Four Poems

1

September 2, 2009 by The Citron Review

by Autumn Carter

 

Spring

a hand sliding into the
softly shrouded skeleton
of another

the wind pulling the dark
bruises of Jacaranda petals
loose

a sidewalk where each foot
steps around these fallen warriors
deliberately

but that has nothing to do with
the way the hand wraps around like
a chrysalis

or the other, whose violin fingers pluck
a bud from the tree just to place it
on the ground

 

Things We Find on the Ground

Bones of an old cow
buried in a cocoon of snow
unearthing only in the spring melts.

The surprise snort and spook
of the horse who lays his nose
too near the skull.

White petals on the Autumn Olive,
the impenetrable cloud of their scent,
like gnats hovering in shady places,
mixing with the diesel fumes of the tractor
where it lurches in the field.

An orchard of plum trees
where the black snakes nap in high branches.
We say the snakes rot the fruit—
it falls to the ground unripened.

The gray curves of plum branches
releasing their white carpet of petals,
a veil of children’s teeth, or bones.

 

Resolutions at the End of the World

Sleep was what we resolved to be.
You set the whole night burning in famished flame.
I am not an episode of wanting, I am
A soul with no back door.
We cracked the eggs in the pan,
The sun detonated so quietly
And we slept
The whole night, burning
In an episode of wanting.

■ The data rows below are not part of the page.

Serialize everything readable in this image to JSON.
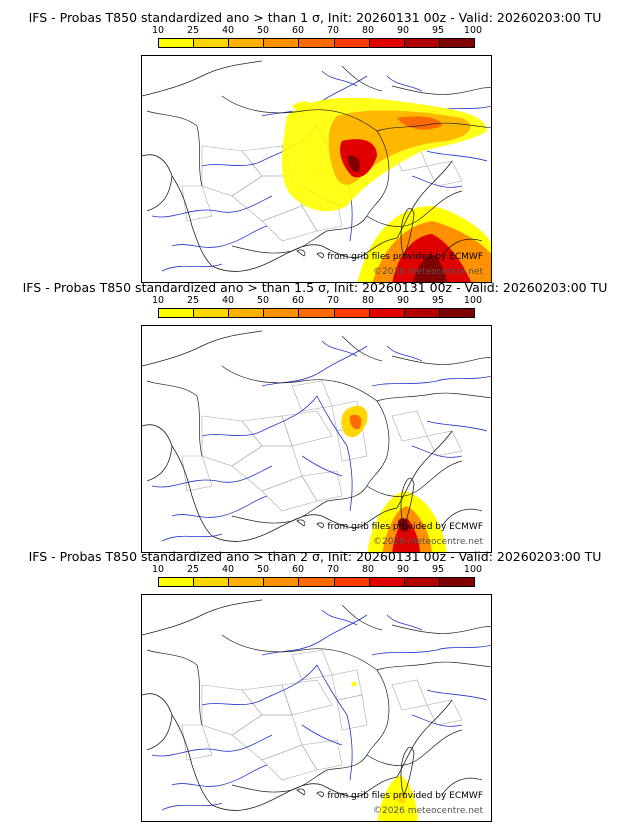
{
  "colorbar": {
    "ticks": [
      "10",
      "25",
      "40",
      "50",
      "60",
      "70",
      "80",
      "90",
      "95",
      "100"
    ],
    "colors": [
      "#ffff00",
      "#ffd700",
      "#ffb000",
      "#ff9000",
      "#ff6a00",
      "#ff3c00",
      "#e00000",
      "#b00000",
      "#800000"
    ]
  },
  "panels": [
    {
      "title": "IFS - Probas T850  standardized ano > than 1 σ, Init: 20260131 00z - Valid: 20260203:00 TU",
      "credit": "from grib files provided by ECMWF",
      "watermark": "©2026 meteocentre.net"
    },
    {
      "title": "IFS - Probas T850  standardized ano > than 1.5 σ, Init: 20260131 00z - Valid: 20260203:00 TU",
      "credit": "from grib files provided by ECMWF",
      "watermark": "©2026 meteocentre.net"
    },
    {
      "title": "IFS - Probas T850  standardized ano > than 2 σ, Init: 20260131 00z - Valid: 20260203:00 TU",
      "credit": "from grib files provided by ECMWF",
      "watermark": "©2026 meteocentre.net"
    }
  ]
}
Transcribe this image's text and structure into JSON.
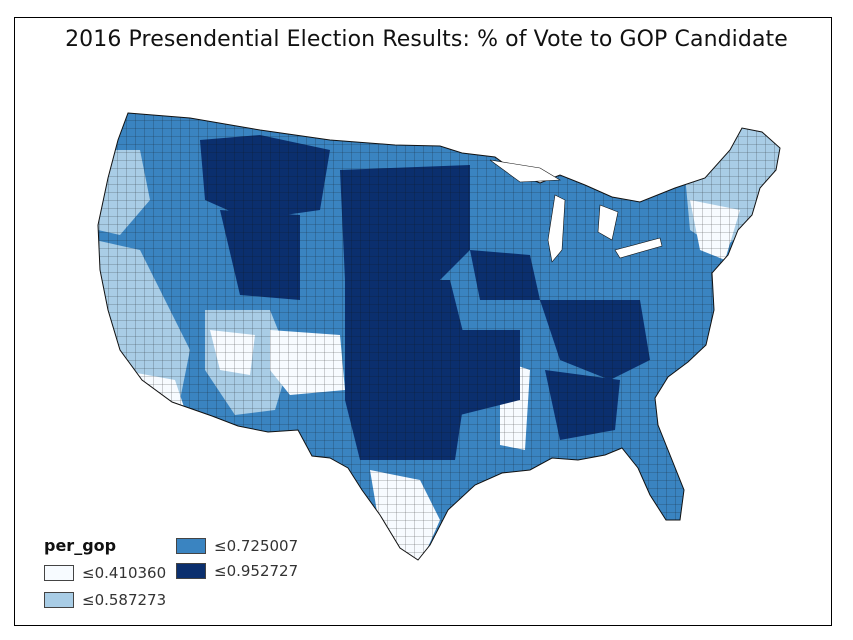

I am
At the back door with no soul,
Cracking like an egg,
Quietly sleeping as the sun detonates.
Or did it implode?
Famished, soulless, wanting.

 

If You Should Forget Me

Just remember this. Darkness skulks near
to the edges of light. Were my arms there to
entangle you? Out of darkness grew
this lonely thing that we weren’t meant to bear
alone. There is an automatic fear
that all god’s flowers will wilt. I knew
this dawning like a daughter, day’s few
sunlit hours surrendering to blue.
If you should forget me, do. And I you.
Know I will exile all the happy days.
Nocturnal will be your memory
until you swim in emptiness. Adieu
to tumbling in meadows, the smell of hay
clinging, how we lied so convincingly.

 

Autumn Carter writes poetry and is currently working on her first manuscript. She attends Antioch University, Los Angeles for her MFA in Creative Writing.